Although leptin reduces appetite, obesity is associated with higher circulating concentration of leptin. Thus, obese individuals show resistance to leptin, similar to insulin resistance in type 2 diabetes. Hence, elevated leptin levels fail to control hunger and reduce appetite.
It is believed that normal adipokine production and secretion becomes affected when adipose tissue becomes sick. Sick fat shows signs of dysregulated production of adipokines. Increased production of IL-6, TNF-alfa and reduced production of adiponectin may promote inflammation and insulin resistance (28). Hence, abnormal or inappropriate secretion of adipokines may be an important link between sick fat and the metabolic abnormalities associated with obesity, type 2 diabetes, and cardiovascular disease.
The Take-Home Message
Although body mass index is often used to define obesity, obesity as a disease is not primarily a weight issue. Rather, it is a complex disorder of behavioral patterns in combination with deranged metabolism, abnormal energy regulation, and unhealthy behavior of adipose tissue accompanied by inflammation, insulin resistance and lipid abnormalities, ultimately leading to increased risk of diabetes and cardiovascular disease.
The term adiposity is synonymous with obesity and refers to an excessive accumulation of fat in adipose tissue. However, adiposopathy (sick fat) refers to adipose tissue that is diseased and does not operate normally. Adioposopathy may be an important link between obesity and inflammation, insulin resistance, type 2 diabetes and cardiovascular disease.
One of the primary roles of fat cells (adipocytes) is to store fat during stages of positive energy balance. Fat tissue (adipose tissue) will initially respond by increasing the number of adipocytes (hyperplasia). However, if the recruitment of new adipocytes is insufficient, the remaining adipocytes will ultimately get larger, a phenomenon called hypertrophy. Adipose hypertrophy is characteristic of sick fat.

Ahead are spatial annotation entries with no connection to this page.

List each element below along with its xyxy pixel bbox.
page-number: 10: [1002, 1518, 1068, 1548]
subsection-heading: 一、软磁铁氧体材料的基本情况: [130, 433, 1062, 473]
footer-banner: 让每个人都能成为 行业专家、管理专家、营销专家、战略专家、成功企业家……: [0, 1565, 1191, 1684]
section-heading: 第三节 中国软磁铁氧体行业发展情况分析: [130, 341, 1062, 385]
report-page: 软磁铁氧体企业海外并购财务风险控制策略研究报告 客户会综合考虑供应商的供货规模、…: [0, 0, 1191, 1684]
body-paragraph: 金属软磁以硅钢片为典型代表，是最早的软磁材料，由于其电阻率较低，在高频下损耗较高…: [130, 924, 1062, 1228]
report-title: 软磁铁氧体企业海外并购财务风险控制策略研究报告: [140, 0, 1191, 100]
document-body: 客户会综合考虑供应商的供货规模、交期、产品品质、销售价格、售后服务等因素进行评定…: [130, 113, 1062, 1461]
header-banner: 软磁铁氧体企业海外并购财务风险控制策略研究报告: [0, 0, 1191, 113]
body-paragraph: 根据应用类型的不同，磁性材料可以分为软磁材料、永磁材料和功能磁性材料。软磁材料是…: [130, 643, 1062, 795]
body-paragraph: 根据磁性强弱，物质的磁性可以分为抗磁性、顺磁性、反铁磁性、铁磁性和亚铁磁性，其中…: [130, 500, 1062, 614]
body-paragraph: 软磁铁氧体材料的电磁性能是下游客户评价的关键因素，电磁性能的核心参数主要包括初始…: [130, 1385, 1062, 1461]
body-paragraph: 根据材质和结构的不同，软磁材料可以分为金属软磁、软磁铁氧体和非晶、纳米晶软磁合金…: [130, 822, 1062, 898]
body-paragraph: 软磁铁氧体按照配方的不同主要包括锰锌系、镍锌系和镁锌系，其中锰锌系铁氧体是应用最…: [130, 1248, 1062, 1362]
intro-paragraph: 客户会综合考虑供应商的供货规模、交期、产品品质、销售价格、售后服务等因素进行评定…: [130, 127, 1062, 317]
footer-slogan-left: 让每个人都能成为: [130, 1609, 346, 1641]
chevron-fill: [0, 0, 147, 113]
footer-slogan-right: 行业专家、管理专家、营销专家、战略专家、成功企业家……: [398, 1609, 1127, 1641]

Adiposopathy is characterized by visceral adiposity, adipocyte hypertrophy, abnormal adipose tissue responses and increased release of free fatty acids which may cause lipotoxicity.
Adipose tissue produces a number of bioactive substances, known as adipokines, which during fat tissue expansion may trigger chronic low-grade inflammation and interact with a range of processes in many different organs. Although the precise mechanisms are still unclear, dysregulated production or secretion of these adipokines caused by excess fat mass and adipose tissue dysfunction can contribute to the development of obesity-related metabolic diseases.
It is very clear that obesity is associated with increased risk of type 2 diabetes, a known risk factor for cardiovascular disease. However, the cardiovascular complications of diabetes seem to precede the onset of clinical diabetes, suggesting that rather than cardiovascular disease being a consequence of diabetes, both conditions may have a common cause. This is the “common soil” hypothesis. That common soil may be adiposopathy.